EN LA CASA BLANCA
Ese día de verano en 1977, el avión siguió dando vueltas sobre la ciudad de Washington un par de horas, incapaz de aterrizar en el congestionado aeropuerto Nacional, por lo que llegué media hora tarde al almuerzo en la Casa Blanca. Me condujeron en volandas al comedor donde ya estaban sentadas alrededor de 20 personas. El libro que yo había traído desapareció de mis manos cuando me sentaron entre Charlotte Curtis, la cronista social del New York Times y Alex Haley, el autor de Raíces, en la mesa ovalada.
Cuando recibí la invitación al almuerzo que el presidente Jimmy Carter y su esposa Rosalynn estaban ofreciendo en honor de Farah Pahlavi, emperatriz y esposa del Shah de Irán, tuve cierto recelo sobre si debería aceptarla. El Shah estaba suprimiendo salvajemente el descontento popular contra su gobierno mientras el presidente Carter lo estaba apremiando, sin conseguir ningún resultado, para que hiciese reformas democráticas. ¿Estaría apoyando políticas represivas si iba al almuerzo? ¿Alguien vería mi rechazo a la invitación como un acto de protesta? ¿Quién, aparte de mí misma, podría interesarse si yo había aceptado o no? Y además ¿porqué me habían invitado?

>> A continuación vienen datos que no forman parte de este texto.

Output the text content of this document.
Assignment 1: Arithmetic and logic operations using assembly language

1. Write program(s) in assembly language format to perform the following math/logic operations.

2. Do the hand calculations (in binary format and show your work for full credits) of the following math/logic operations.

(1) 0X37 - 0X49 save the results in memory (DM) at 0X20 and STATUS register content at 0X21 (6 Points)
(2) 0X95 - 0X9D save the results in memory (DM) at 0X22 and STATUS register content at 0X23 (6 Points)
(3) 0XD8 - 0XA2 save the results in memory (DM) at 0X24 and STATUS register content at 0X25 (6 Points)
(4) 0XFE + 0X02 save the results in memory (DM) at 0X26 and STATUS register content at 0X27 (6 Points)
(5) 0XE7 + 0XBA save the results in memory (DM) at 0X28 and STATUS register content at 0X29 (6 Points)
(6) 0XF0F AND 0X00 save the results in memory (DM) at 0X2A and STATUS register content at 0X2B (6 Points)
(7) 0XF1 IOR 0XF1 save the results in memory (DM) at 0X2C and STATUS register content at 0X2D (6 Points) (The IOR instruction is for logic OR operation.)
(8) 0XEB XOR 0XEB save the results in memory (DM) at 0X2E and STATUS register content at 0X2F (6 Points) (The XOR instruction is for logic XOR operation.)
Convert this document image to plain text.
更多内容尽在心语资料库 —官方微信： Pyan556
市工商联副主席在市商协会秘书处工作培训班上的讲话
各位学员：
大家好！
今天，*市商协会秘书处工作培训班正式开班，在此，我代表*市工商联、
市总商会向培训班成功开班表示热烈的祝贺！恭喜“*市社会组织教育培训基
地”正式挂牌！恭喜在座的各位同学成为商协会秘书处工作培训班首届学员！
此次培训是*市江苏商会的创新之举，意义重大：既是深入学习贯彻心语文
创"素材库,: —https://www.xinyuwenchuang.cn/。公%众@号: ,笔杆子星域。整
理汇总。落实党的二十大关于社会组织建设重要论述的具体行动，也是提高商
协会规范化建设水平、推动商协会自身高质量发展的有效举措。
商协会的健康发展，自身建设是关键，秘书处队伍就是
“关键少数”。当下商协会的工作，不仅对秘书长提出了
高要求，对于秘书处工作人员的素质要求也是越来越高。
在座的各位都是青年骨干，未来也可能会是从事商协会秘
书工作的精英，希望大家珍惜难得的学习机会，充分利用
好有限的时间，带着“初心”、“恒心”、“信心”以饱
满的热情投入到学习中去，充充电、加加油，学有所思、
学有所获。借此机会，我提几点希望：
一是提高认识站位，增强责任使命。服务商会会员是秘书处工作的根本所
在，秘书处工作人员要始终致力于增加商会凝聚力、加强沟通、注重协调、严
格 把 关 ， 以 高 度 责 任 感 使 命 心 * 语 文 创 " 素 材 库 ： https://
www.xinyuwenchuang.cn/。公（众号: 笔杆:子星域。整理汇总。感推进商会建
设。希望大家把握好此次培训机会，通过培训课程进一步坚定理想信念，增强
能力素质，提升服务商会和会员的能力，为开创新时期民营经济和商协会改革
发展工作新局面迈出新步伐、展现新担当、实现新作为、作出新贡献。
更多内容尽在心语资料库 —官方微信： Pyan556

Primero necesitaba investigar el grado de participación de Farah Pahlavi en las políticas del régimen. Entonces descubrí que, después de haber cumplido con su obligación de proveer un heredero a la corona, se había involucrado en lograr el voto para las mujeres iraníes; en apoyar el desarrollo de las artesanías de las mujeres en pueblecitos remotos; y en la creación de varios museos, incluyendo aquellos dedicados a las artes tradicionales de las mujeres. Cuando decidí aceptar la invitación pude enfocarme en las razones por las cuales había sido invitada, que asumí tenían que ver con los estudios de arquitectura que Farah Pahlavi había realizado en la École Spéciale d’Architecture en París, y mi reciente exposición y libro sobre las mujeres en la arquitectura estadounidense, que había recibido mucha atención mediática en los principales diarios y revistas, además de las publicaciones especializadas. Sin embargo, Farah Pahlavi había conocido muchos arquitectos famosos en sus roles de reina y emperatriz, que podrían haber sido invitados pero no lo fueron. Por lo que interpreté la decisión de la Casa Blanca de invitar a sentarse en su mesa a las arquitectas como un gesto desinteresado de reconocimiento a la flamante visibilidad que nos había dado la exposición. Dadas las circunstancias, no parecía que este gesto hubiese reportado alguna ganancia política, como ocurre cuando se invitan ciudadanos de a pie a sentarse junto a la esposa del presidente cuando éste da su discurso sobre El Estado de la Unión.
Cuando acabó el almuerzo, el libro que había traído se materializó nuevamente entre mis manos. Era una copia de Las Mujeres en la Arquitectura Estadounidense que yo tenía la intención de dar a Farah Pahlavi. Pero cambié de parecer en la línea que se formó para que los comensales nos despidiéramos de nuestros anfitriones y su huésped de honor. La emperatriz no era la persona que podría sacar más provecho del libro. Se lo dí a Rosalynn Carter. “Es para su hija Amy”, le dije.